I’m working on an interesting case now involving a nonqualified annuity and the payout thereof.

A woman in her 40’s invested in an annuity contract and named her fiancee as beneficiary.

The woman died only a few years after the contract was issued, and the fiancee goes to collect on the contract.

Of course the insurer asks for a certified copy of the death certificate, and a notarized statement from the claimant/fiancee.

However, the insurer is also asking for a tax waiver from the state of New Jersey. The insurer is protecting themselves in the event New Jersey inheritance taxes are not paid: the insurer would be (or might be) on the hook for inheritance taxes due to New Jersey if the estate of the decedent did not pay.

In this case, the fiancee and the decedent’s family didn’t like each other when the decedent was alive; after her death they are bitter enemies. Since the fiancee was just that: a fiancee, and not a spouse, the decedent’s brother, her closest living relative, is entitled to Letters of Administration for the decedent’s estate. The fiancee has no legal standing.

The Administrator, the decedent’s brother, has basically told the fiancee to ‘get lost,’ and the Administrator is not helping the fiancee in any way whatsoever to obtain the tax waiver.

Without the tax waiver, the insurer is simply not paying out the annuity. Why should they? We’ve tried to have the insurer payout half the annuity, and retain half as a reserve against potential tax liability, so the fiancee can move forward with his life (and pay me), and we have time to figure out how to proceed. The insurer rejected this proposal, so right now we’re weighing all of our options.

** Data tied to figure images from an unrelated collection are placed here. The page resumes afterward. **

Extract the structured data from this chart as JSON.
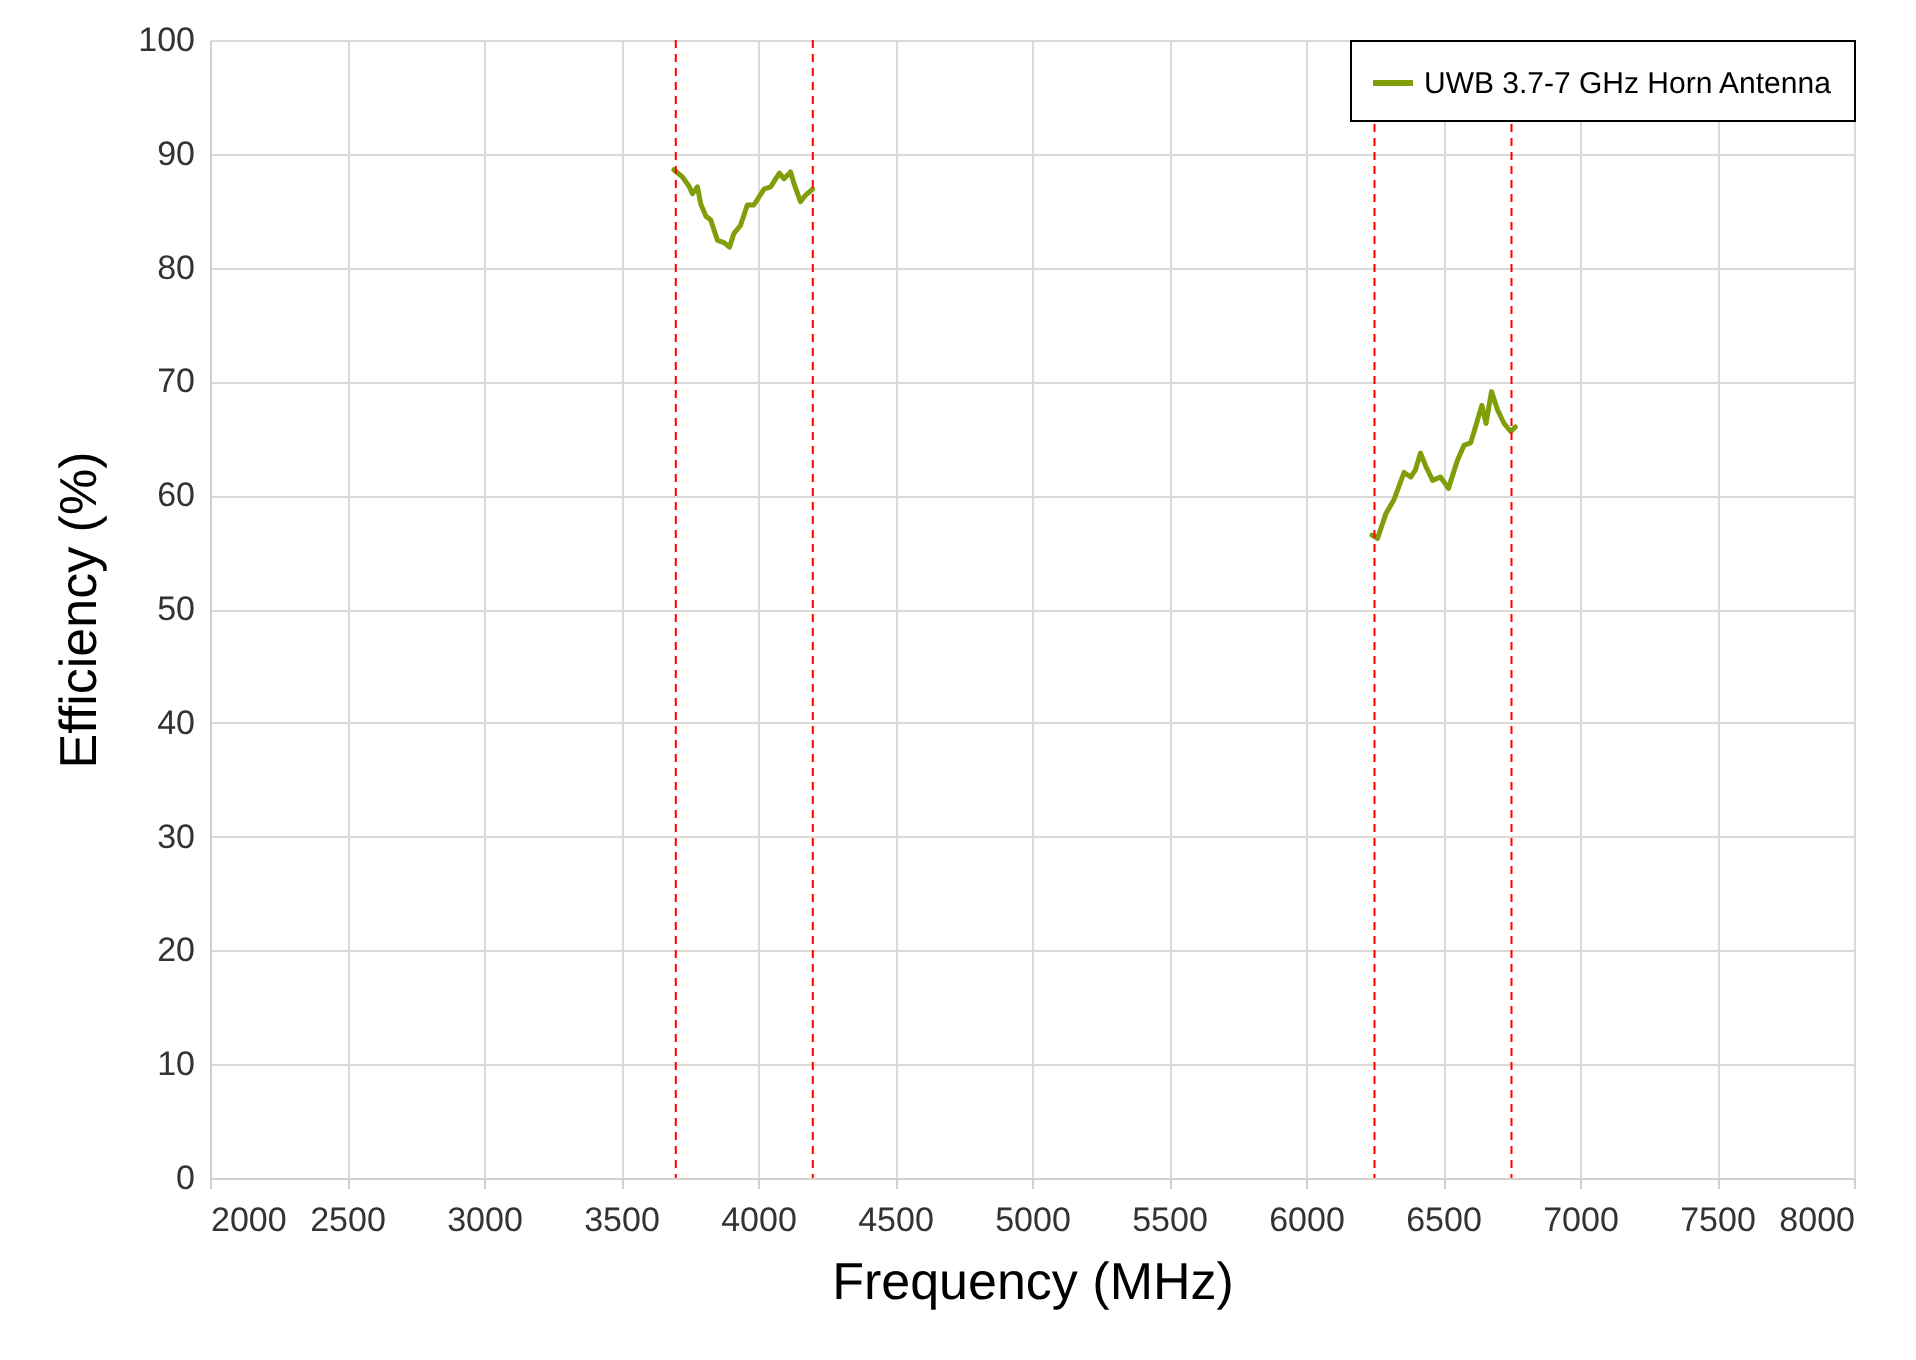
{
  "chart_data": {
    "type": "line",
    "xlabel": "Frequency (MHz)",
    "ylabel": "Efficiency (%)",
    "xlim": [
      2000,
      8000
    ],
    "xticks": [
      2000,
      2500,
      3000,
      3500,
      4000,
      4500,
      5000,
      5500,
      6000,
      6500,
      7000,
      7500,
      8000
    ],
    "ylim": [
      0,
      100
    ],
    "yticks": [
      0,
      10,
      20,
      30,
      40,
      50,
      60,
      70,
      80,
      90,
      100
    ],
    "grid": true,
    "legend": "top right",
    "line_style": "solid",
    "series": [
      {
        "name": "UWB 3.7-7 GHz Horn Antenna",
        "color": "#7f9e0a",
        "x": [
          3693,
          3723,
          3747,
          3761,
          3779,
          3791,
          3810,
          3827,
          3852,
          3876,
          3896,
          3912,
          3936,
          3961,
          3985,
          4022,
          4046,
          4078,
          4095,
          4119,
          4131,
          4155,
          4175,
          4199,
          5200,
          6241,
          6261,
          6292,
          6321,
          6358,
          6382,
          6399,
          6418,
          6438,
          6462,
          6491,
          6520,
          6553,
          6577,
          6601,
          6626,
          6642,
          6657,
          6677,
          6699,
          6723,
          6747,
          6764
        ],
        "values": [
          88.6,
          88.0,
          87.2,
          86.5,
          87.1,
          85.6,
          84.5,
          84.2,
          82.4,
          82.2,
          81.8,
          83.0,
          83.7,
          85.5,
          85.5,
          86.9,
          87.1,
          88.3,
          87.8,
          88.4,
          87.4,
          85.8,
          86.4,
          86.9,
          null,
          56.5,
          56.2,
          58.4,
          59.6,
          62.0,
          61.6,
          62.2,
          63.7,
          62.5,
          61.3,
          61.6,
          60.6,
          63.1,
          64.4,
          64.6,
          66.6,
          67.9,
          66.3,
          69.1,
          67.5,
          66.3,
          65.6,
          66.0
        ]
      }
    ],
    "ref_lines": [
      {
        "axis": "x",
        "value": 3700,
        "color": "#ff0000",
        "line_style": "dashed"
      },
      {
        "axis": "x",
        "value": 4200,
        "color": "#ff0000",
        "line_style": "dashed"
      },
      {
        "axis": "x",
        "value": 6250,
        "color": "#ff0000",
        "line_style": "dashed"
      },
      {
        "axis": "x",
        "value": 6750,
        "color": "#ff0000",
        "line_style": "dashed"
      }
    ]
  }
}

Importantly, the sales representative had no idea this was a requirement, and is taking hell from the fiancee. My guess is all insurers have the same policy, and as well all financial institutions would with respect to ‘transfer on death’ or ‘payable on death’ accounts.

Further on this issue, more or less, I’ve had situations where the beneficiary of a decedent’s life insurance policy collected the proceeds (no tax waivers are required in New York), and refused to tell the executor how much the death benefit was. This is a problem, since the death benefit must be included on the decedent’s tax return (even though the proceeds are included as gross income). We had a bit of a hard time getting form 712 from the insurer (which is sort of like a 1099, a form which reports information to the IRS) to attach to the estate tax return.

Which led then to the further thought as to the situation where someone owned life insurance on the decedent’s life (which thus must be reported on the estate tax return, form 706), yet the executor was not aware the contract even existed. I’ll bet this situation is more common than we know, because we don’t know what we don’t know.

Eventually, I suppose, the IRS will catch up because the insurer is required to send in the form 712 to the IRS, who will then, theoretically, see if it was reported on the decedent’s estate tax return.